Search code examples
scrapyscrapy-middleware

Scrapy spider middleware


I have a function (check_duplicates()) in the spider that checks for the presence of a url in my database, and in case of absence passes the url on to the parse_product method:

def check_duplicates(url):
    connection = mysql.connector.connect(
        host='host_ip',
        port=3306,
        user='username',
        password='pass',
        database='base_name',
    )
    cursor = connection.cursor()
    sqlq = f"SELECT url FROM my_table WHERE url = '{url}'"
    cursor.execute(sqlq)
    results = cursor.fetchone()
    return results


class CianSpider(scrapy.Spider):
    name = 'spider_name'

    def start_requests(self):
        url = 'https://some_site.ru'
        yield Request(
            url=url,
            method='GET',
            callback=self.parse)

    def parse(self, response, **cb_kwargs):
        for item in response.css('a[href*=".item"]::attr("href")').extract():
            url = response.urljoin(item)
            if check_duplicates(url) is None:
                yield scrapy.Request(
                    url=url,
                    cookies=self.cookies,
                    callback=self.parse_product,
                )

    def parse_product(self, response, **cb_kwargs):
        pass

How do I implement this mechanism using Scrapy spider middleware (how and where should I register the url verification function)?


Solution

  • You can use a custom DownloadMiddleware that anlyzes the requests as they come in and check the request's url.
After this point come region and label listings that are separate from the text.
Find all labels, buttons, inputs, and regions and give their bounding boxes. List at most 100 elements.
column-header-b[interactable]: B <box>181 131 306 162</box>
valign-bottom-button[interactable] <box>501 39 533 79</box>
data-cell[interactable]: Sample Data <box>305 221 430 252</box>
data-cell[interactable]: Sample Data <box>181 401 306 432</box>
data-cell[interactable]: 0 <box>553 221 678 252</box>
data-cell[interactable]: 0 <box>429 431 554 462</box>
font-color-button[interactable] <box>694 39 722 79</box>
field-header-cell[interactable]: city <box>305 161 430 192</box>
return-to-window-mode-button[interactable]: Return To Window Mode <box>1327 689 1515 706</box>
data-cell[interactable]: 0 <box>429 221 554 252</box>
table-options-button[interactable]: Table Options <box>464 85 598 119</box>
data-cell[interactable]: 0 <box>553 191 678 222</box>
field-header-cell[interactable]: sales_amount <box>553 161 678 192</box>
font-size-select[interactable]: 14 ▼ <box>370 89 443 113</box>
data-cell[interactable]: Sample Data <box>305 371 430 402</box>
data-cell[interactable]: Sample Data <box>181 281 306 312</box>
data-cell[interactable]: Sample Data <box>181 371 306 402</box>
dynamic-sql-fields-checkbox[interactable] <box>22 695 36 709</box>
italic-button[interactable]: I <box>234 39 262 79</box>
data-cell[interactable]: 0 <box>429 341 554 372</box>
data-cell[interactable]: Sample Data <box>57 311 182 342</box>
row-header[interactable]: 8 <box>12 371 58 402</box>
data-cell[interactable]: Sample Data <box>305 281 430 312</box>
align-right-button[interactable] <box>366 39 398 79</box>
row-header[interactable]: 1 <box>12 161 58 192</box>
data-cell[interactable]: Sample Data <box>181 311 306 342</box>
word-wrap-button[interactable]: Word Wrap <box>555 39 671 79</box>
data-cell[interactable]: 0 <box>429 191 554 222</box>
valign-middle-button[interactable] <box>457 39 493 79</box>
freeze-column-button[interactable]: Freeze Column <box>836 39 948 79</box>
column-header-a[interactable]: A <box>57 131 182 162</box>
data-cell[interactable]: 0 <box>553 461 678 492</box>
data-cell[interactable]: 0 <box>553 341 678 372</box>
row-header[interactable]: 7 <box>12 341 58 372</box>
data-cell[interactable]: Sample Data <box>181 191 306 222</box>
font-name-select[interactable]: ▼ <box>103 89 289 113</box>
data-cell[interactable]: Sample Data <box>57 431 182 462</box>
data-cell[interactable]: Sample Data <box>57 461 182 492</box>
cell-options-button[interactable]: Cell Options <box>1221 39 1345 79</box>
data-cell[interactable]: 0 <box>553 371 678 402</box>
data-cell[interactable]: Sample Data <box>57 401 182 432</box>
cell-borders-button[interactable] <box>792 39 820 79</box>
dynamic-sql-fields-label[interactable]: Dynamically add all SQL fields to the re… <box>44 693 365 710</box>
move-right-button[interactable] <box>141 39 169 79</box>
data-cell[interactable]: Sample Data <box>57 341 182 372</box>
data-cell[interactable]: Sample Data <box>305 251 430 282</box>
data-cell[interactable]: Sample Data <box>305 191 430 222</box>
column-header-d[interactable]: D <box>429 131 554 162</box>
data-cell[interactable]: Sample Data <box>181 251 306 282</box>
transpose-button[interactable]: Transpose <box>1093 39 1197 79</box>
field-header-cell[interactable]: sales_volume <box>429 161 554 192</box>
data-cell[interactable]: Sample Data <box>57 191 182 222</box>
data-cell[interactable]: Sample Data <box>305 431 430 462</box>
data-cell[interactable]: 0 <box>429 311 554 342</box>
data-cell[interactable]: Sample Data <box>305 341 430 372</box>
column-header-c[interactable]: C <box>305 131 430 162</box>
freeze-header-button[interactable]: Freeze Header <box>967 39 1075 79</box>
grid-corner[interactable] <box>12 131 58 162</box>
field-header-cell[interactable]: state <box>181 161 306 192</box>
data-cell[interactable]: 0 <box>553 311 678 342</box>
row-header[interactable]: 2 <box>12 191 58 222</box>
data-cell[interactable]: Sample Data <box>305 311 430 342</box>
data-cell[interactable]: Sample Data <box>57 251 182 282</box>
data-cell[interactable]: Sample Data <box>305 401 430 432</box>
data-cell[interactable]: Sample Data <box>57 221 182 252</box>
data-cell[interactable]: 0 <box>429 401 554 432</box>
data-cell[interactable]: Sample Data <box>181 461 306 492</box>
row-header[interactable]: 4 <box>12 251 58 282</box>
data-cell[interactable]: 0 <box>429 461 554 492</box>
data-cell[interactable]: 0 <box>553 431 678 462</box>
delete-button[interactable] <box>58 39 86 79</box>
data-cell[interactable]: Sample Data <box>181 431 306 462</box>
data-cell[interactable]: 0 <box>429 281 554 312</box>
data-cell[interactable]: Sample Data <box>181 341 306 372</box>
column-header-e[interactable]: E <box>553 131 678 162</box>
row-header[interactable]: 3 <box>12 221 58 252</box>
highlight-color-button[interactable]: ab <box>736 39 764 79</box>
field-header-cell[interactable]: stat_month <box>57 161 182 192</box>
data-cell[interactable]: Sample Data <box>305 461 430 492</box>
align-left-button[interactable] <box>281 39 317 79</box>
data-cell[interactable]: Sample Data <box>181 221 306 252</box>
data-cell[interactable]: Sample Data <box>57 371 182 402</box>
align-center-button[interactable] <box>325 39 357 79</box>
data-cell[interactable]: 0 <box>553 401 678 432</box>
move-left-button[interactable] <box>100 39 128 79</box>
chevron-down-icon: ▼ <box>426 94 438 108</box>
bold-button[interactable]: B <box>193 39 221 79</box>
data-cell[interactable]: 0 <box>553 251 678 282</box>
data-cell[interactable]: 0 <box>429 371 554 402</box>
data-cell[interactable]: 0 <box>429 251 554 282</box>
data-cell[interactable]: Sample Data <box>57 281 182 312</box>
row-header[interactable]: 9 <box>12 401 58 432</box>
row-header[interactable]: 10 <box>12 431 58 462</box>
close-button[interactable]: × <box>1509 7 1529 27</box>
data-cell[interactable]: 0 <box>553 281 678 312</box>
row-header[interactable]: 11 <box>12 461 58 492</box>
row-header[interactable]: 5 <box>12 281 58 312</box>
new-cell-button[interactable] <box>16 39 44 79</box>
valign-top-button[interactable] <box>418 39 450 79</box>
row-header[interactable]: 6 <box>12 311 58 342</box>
    In your middlewares.py file:

    from scrapy.exceptions import IgnoreRequest
    import mysql
    
    
    class YourProjectNameDownloaderMiddleware:
    
        def process_request(self, request, spider):
            url = request.url
            connection = mysql.connector.connect(
                host='host_ip',
                port=3306,
                user='username',
                password='pass',
                database='base_name',
            )
            cursor = connection.cursor()
            sqlq = f"SELECT url FROM my_table WHERE url = '{url}'"
            cursor.execute(sqlq)
            if not cursor.fetchone():
                return request
            raise IgnoreRequest
    

    Then in your settings.py file:

    DOWNLOADER_MIDDLEWARES = {
        'YourProjectName.middlewares.YourProjectNameDownloaderMiddleware': 100,
    }
    

    You will need to input your actual project name everywhere where it has MyProjectName.